Sie hatten recht. In der Nacht ging's richtig los. Als es hell wurde, war alles in meinem Zelt versandet. Koffer und Taschen lagen unter einer etwa fünf Zentimeter dicken Schicht. Die Tür zu meinem Bad war abgerissen, der Sturm hatte ganze Sandberge hineingefegt. Ahmed und die Fahrer, die im halboffenen Nebenhaus geschlafen hatten, waren in die Autos geflüchtet. Thomas konnte seinen Rasierapparat unter dem Sand nicht mehr finden, Mohamed suchte seine Sonnenbrille. Irgendwann trafen wir uns alle in der Küche des Haupthauses. Auch dort stand alles unter Sand. Jetzt aber nichts wie weg, sagten die sudanesischen Fahrer.


Khartoum, Sonntag, 25.März 07

Letzter Drehtag im Theater von Khartoum. Morgen fliegen wir nach Kairo und dann weiter nach Assuan. Es kommt mir wie ein Wunder vor, dass wir bis auf Meroe den Drehplan doch noch fast eingehalten und sogar einen großen Teil der reenactments geschafft haben. Dreimal sind die Schauspieler mit ihren alten Vans in der Wüste steckengeblieben. Das erste Mal sind sie nicht am Drehort angekommen, mussten irgendwo im Sand übernachten und konnten sich erst am nächsten Morgen wieder freischaufeln. Die nächsten beiden Male haben wir sie abgeschleppt und ausgegraben.

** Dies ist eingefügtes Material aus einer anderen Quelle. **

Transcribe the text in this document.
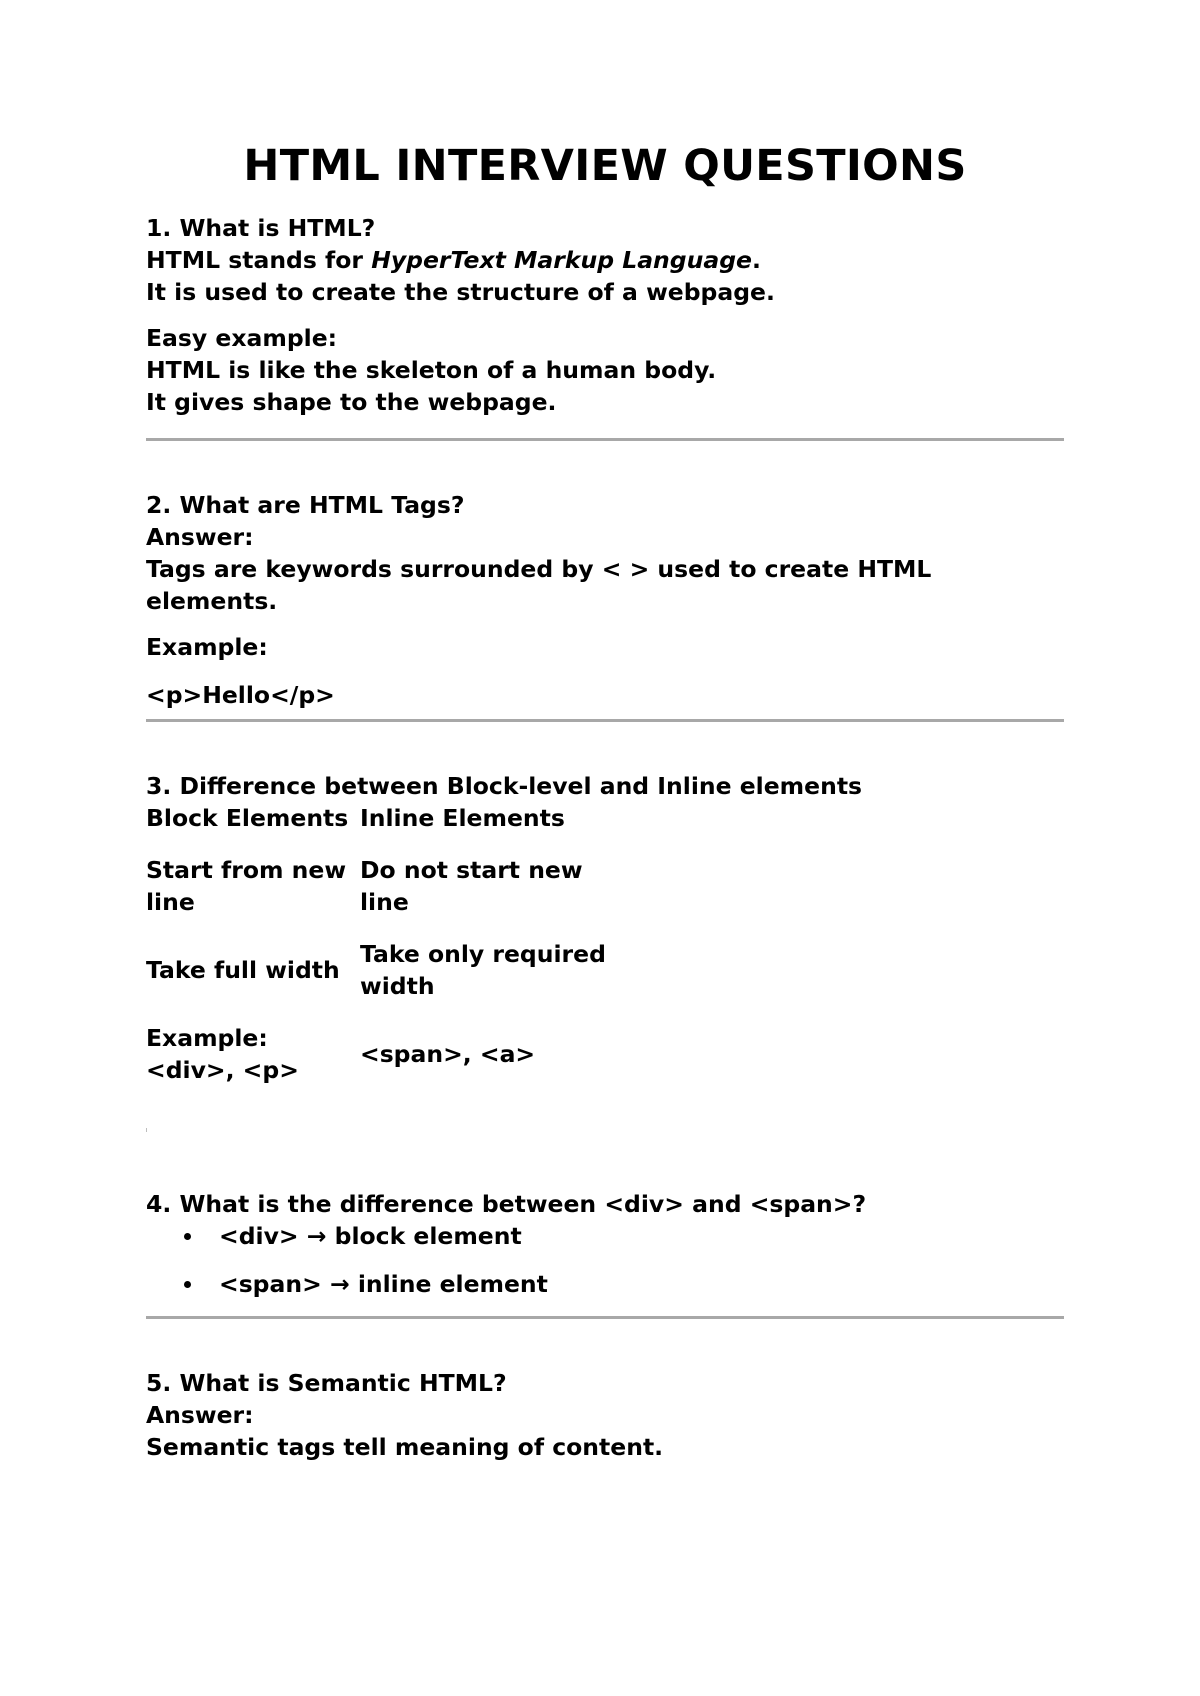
HTML INTERVIEW QUESTIONS
1. What is HTML?
HTML stands for HyperText Markup Language.
It is used to create the structure of a webpage.
Easy example:
HTML is like the skeleton of a human body.
It gives shape to the webpage.
2. What are HTML Tags?
Answer:
Tags are keywords surrounded by < > used to create HTML elements.
Example:
<p>Hello</p>
3. Difference between Block-level and Inline elements
Block Elements	Inline Elements
Start from new line	Do not start new line
Take full width	Take only required width
Example: <div>, <p>	<span>, <a>
4. What is the difference between <div> and <span>?
<div> → block element
<span> → inline element
5. What is Semantic HTML?
Answer:
Semantic tags tell meaning of content.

Dann ist Jan krank geworden, und wir mussten einen zweiten Kameraassistenten aus Kairo kommen lassen. Die Hitze wurde immer unerträglicher. In Naga vor zwei Tagen hatten wir 49 Grad. Wenn die Schauspieler nicht gerade im Hitzeschlaf verharrten, waren sie wunderbar, allen voran Om Yumma. Alle unsere sudanesischen Mitarbeiter waren großartig. Thomas hat gesagt, dass er künftig an ein anderes Sudan denken wird als vorher. So ähnlich geht es mir auch. Shukran, salam.